Here is where the story gets interesting. Rhoda AI is training models on millions of publicly available internet videos to understand motion and interaction. Think about that for a second. The internet has been a giant accidental robotics training set this whole time. Every clip of a person picking up a box, tightening a bolt, stacking inventory, opening a door. Rhoda AI turns that chaos into signal, teaching robots how the physical world moves so they can step into industrial environments and handle tasks that rarely go according to plan.

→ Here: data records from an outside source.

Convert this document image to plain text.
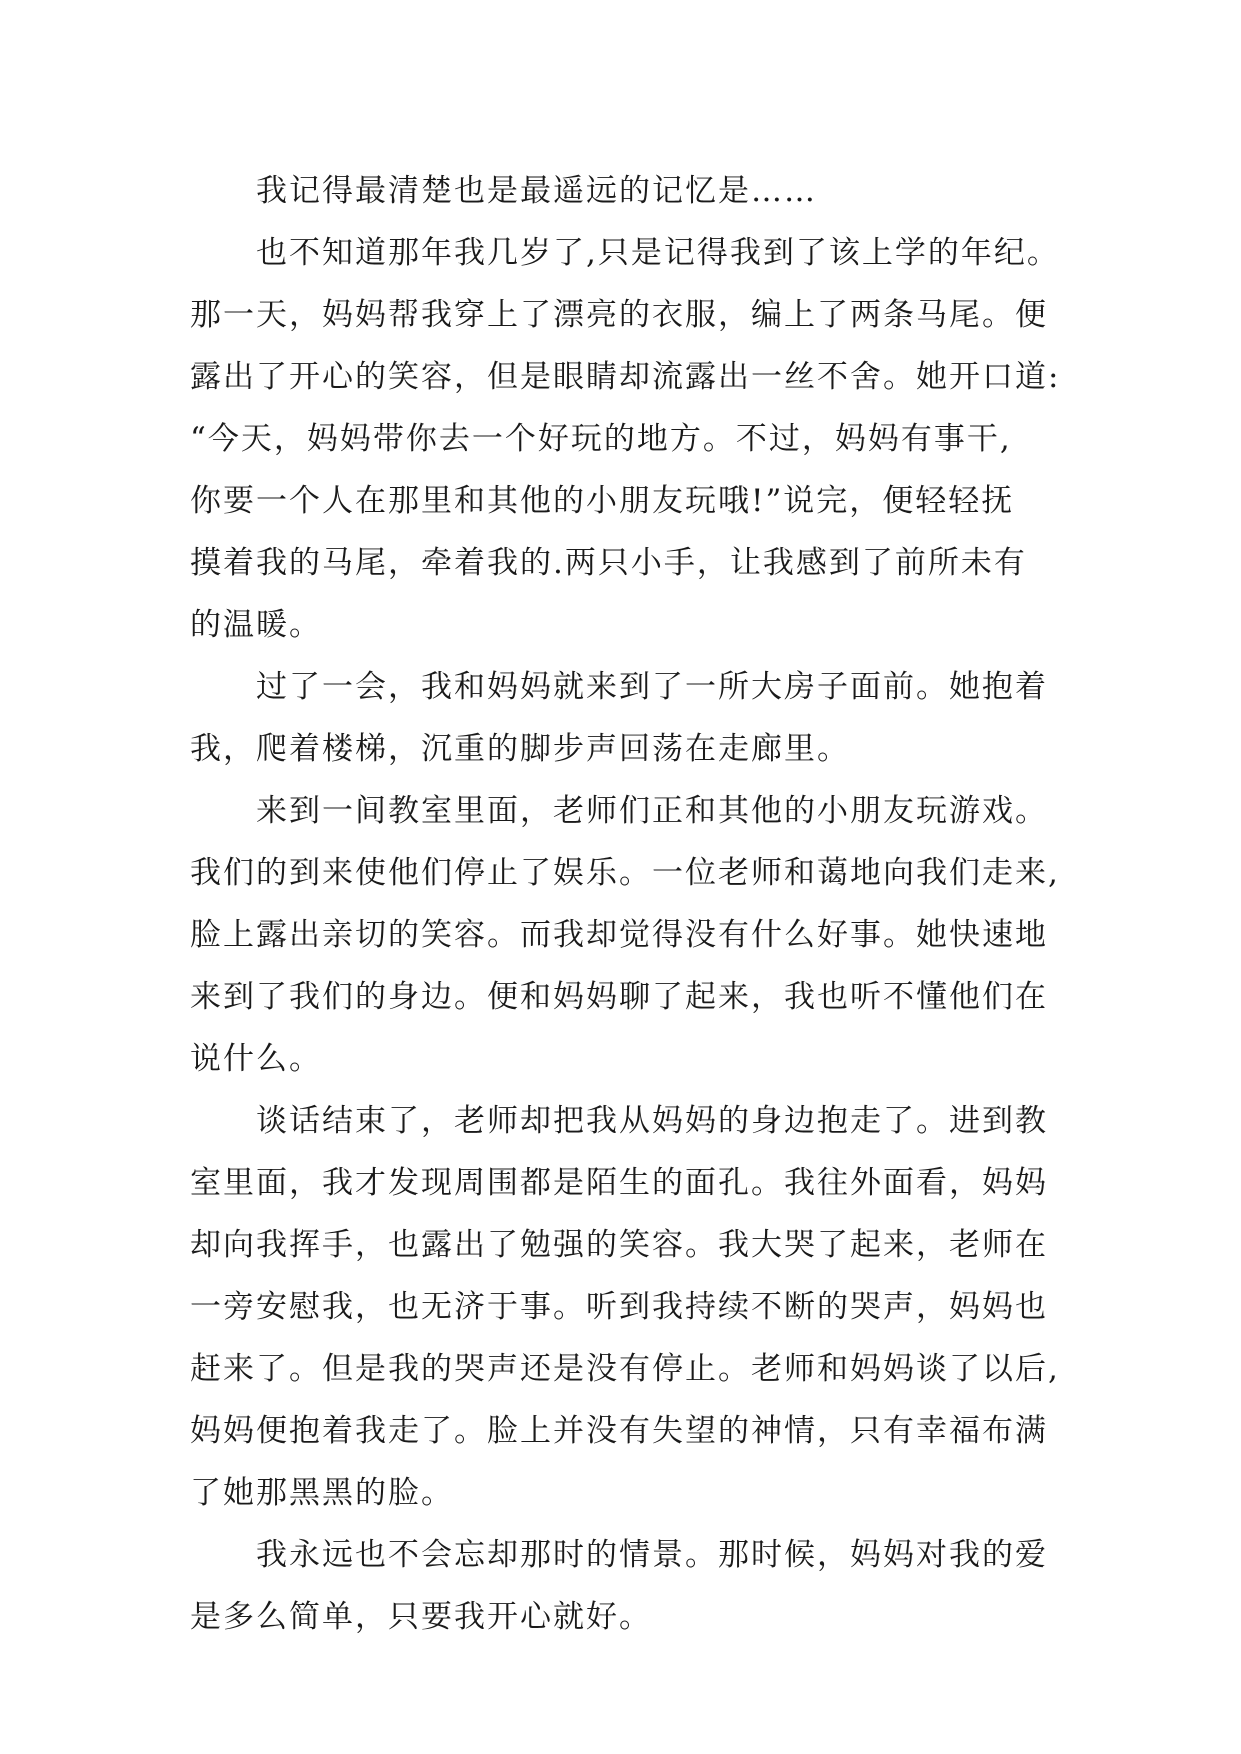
我记得最清楚也是最遥远的记忆是……
也不知道那年我几岁了,只是记得我到了该上学的年纪。
那一天，妈妈帮我穿上了漂亮的衣服，编上了两条马尾。便
露出了开心的笑容，但是眼睛却流露出一丝不舍。她开口道:
“今天，妈妈带你去一个好玩的地方。不过，妈妈有事干,
你要一个人在那里和其他的小朋友玩哦!”说完，便轻轻抚
摸着我的马尾，牵着我的.两只小手，让我感到了前所未有
的温暖。
过了一会，我和妈妈就来到了一所大房子面前。她抱着
我，爬着楼梯，沉重的脚步声回荡在走廊里。
来到一间教室里面，老师们正和其他的小朋友玩游戏。
我们的到来使他们停止了娱乐。一位老师和蔼地向我们走来,
脸上露出亲切的笑容。而我却觉得没有什么好事。她快速地
来到了我们的身边。便和妈妈聊了起来，我也听不懂他们在
说什么。
谈话结束了，老师却把我从妈妈的身边抱走了。进到教
室里面，我才发现周围都是陌生的面孔。我往外面看，妈妈
却向我挥手，也露出了勉强的笑容。我大哭了起来，老师在
一旁安慰我，也无济于事。听到我持续不断的哭声，妈妈也
赶来了。但是我的哭声还是没有停止。老师和妈妈谈了以后,
妈妈便抱着我走了。脸上并没有失望的神情，只有幸福布满
了她那黑黑的脸。
我永远也不会忘却那时的情景。那时候，妈妈对我的爱
是多么简单，只要我开心就好。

Factories and industrial settings are full of variables. Lighting changes. Objects shift. Humans improvise. Traditional robotics loves controlled environments. Rhoda AI is aiming for something more ambitious. Robots that can deal with unfamiliar situations and still get the job done. The difference between a robot that performs a choreographed dance and one that can handle the rhythm of real work.
The $450M raise tells its own story. Capital like that does not show up for a science project. It shows up when investors believe a platform could unlock an entirely new layer of automation. Premji Invest clearly sees that possibility. When robots move from rigid scripts to adaptive intelligence, the economics of manufacturing, logistics, and industrial operations begin to change in ways that ripple across entire supply chains.
Rhoda AI is a fitting name if you think about it. Every industry eventually reaches a road where software alone cannot carry the load anymore. The next stretch requires machines that understand the world the way humans do. Jagdeep Singh and the Rhoda AI team just stepped onto that road with a serious tailwind.